Frey was not among the more than 2,000 adults in the United States polled as part of the CVN Veterans Day Survey 2019, which from Oct. 10 to Oct. 14 asked veterans and service members if they are comfortable when civilians thank them for serving, what they might like them to say instead, and what they believe is important for people to know about veterans.
The poll found that instead of a simple thank you, most veterans and service members preferred questions about when they served, where they were stationed, and what specific jobs they did while serving.
Commenting on the survey, Dave Gowel, CEO of RallyPoint Networks, a digital platform for the military community, said in a news release Wednesday: “What we’ve learned is if you’ve met one veteran, you’ve met one veteran. We are as diverse in our interests as are civilians. When it comes to being thanked for our service, this diversity still applies and you can’t make everyone happy.”
Armand Fermin, a 55-year-old San Antonio Army veteran who served as a medic from 1983 to 2007, said that as much as a thank you might not go over well with some veterans and active duty service members, serving in the military can just as easily not go over well with civilians.
“I hear thank you all the time. And just as I have been thanked, I have had things thrown at me [and have been asked], ‘Why did you serve? Why are you killing people?’” Fermin said. “I appreciate being thanked because there is a very small percentage of the U.S. population that actually serves in uniform. It isn’t for everyone. I don’t begrudge anyone who doesn’t serve, but I do appreciate the thanks.”
The Veterans Day Survey 2019 results were released alongside a new initiative launched by CVN titled “Beyond ‘Thank You for Your Service,'” an awareness campaign aimed at connecting veterans and civilians in more meaningful ways.

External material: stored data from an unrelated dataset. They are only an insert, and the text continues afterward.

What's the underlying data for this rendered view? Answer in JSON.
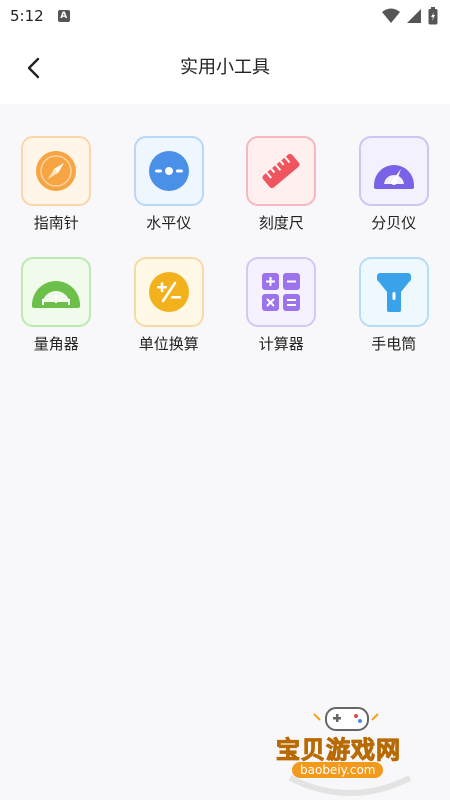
{
  "status": {
    "time": "5:12",
    "notif_letter": "A"
  },
  "header": {
    "title": "实用小工具",
    "back_icon": "back-arrow-icon"
  },
  "tools": [
    {
      "label": "指南针",
      "icon": "compass-icon",
      "border": "#f8d7a9",
      "bg": "#fff5e8",
      "accent": "#f7a443"
    },
    {
      "label": "水平仪",
      "icon": "level-icon",
      "border": "#b9d7f7",
      "bg": "#eef6ff",
      "accent": "#4a90e8"
    },
    {
      "label": "刻度尺",
      "icon": "ruler-icon",
      "border": "#f6b8be",
      "bg": "#ffefef",
      "accent": "#f0555f"
    },
    {
      "label": "分贝仪",
      "icon": "decibel-meter-icon",
      "border": "#cfc4f2",
      "bg": "#f4f1ff",
      "accent": "#7a62e6"
    },
    {
      "label": "量角器",
      "icon": "protractor-icon",
      "border": "#bde8b0",
      "bg": "#f0fbec",
      "accent": "#6cc04a"
    },
    {
      "label": "单位换算",
      "icon": "unit-conversion-icon",
      "border": "#f6dca3",
      "bg": "#fff8e6",
      "accent": "#f2b21e"
    },
    {
      "label": "计算器",
      "icon": "calculator-icon",
      "border": "#d6c7f3",
      "bg": "#f6f1ff",
      "accent": "#9b73ea"
    },
    {
      "label": "手电筒",
      "icon": "flashlight-icon",
      "border": "#b7ddf5",
      "bg": "#eef8ff",
      "accent": "#3aa2e8"
    }
  ],
  "watermark": {
    "brand": "宝贝游戏网",
    "url": "baobeiy.com"
  }
}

“Taking an interest in a veteran’s story about their time in the military is one way to engage beyond just saying thank you for your service,” CVN CEO and president Anthony Hassan said in a statement.
According to the survey, about 58 percent of veterans and service members would prefer someone show their appreciation by donating to or volunteering at a veteran-related organization.
Also among the survey’s findings, 88 percent of Americans believe there should be more programs available to help break the military-civilian divide. As evidence of the divide, 39 percent of Americans report that they are unsure about how to start a conversation with a veteran. Additionally, 24 percent of Americans report they would feel uncomfortable talking to a veteran they just met about their service in the U.S. military.
San Antonio native Gilberto Biera Jr., a 72-year-old Marine veteran who served in the Vietnam War, said that because he is a Purple Heart recipient and it says so on his license plate, he is thanked “almost everywhere” he goes.
“It makes me feel proud. It makes me feel proud that I did something for the country, and it makes me feel proud that people would say it to me in front of my wife or my daughter, because in many ways I did this for them and for the future,” Biera said.
But Biera understands why it might be hard for some to be thanked for serving in the military, “because it can bring back memories of what they went through that might be” difficult to confront.
“Sometimes people wish they didn’t serve, or they were drafted, or they don’t like thinking about or telling the stories from when they served,” Biera said. “But I like to use it to remind myself what we went through and to thank God for me still being here. And then I get reminded to take a moment and give thanks for everyone who didn’t make it back.”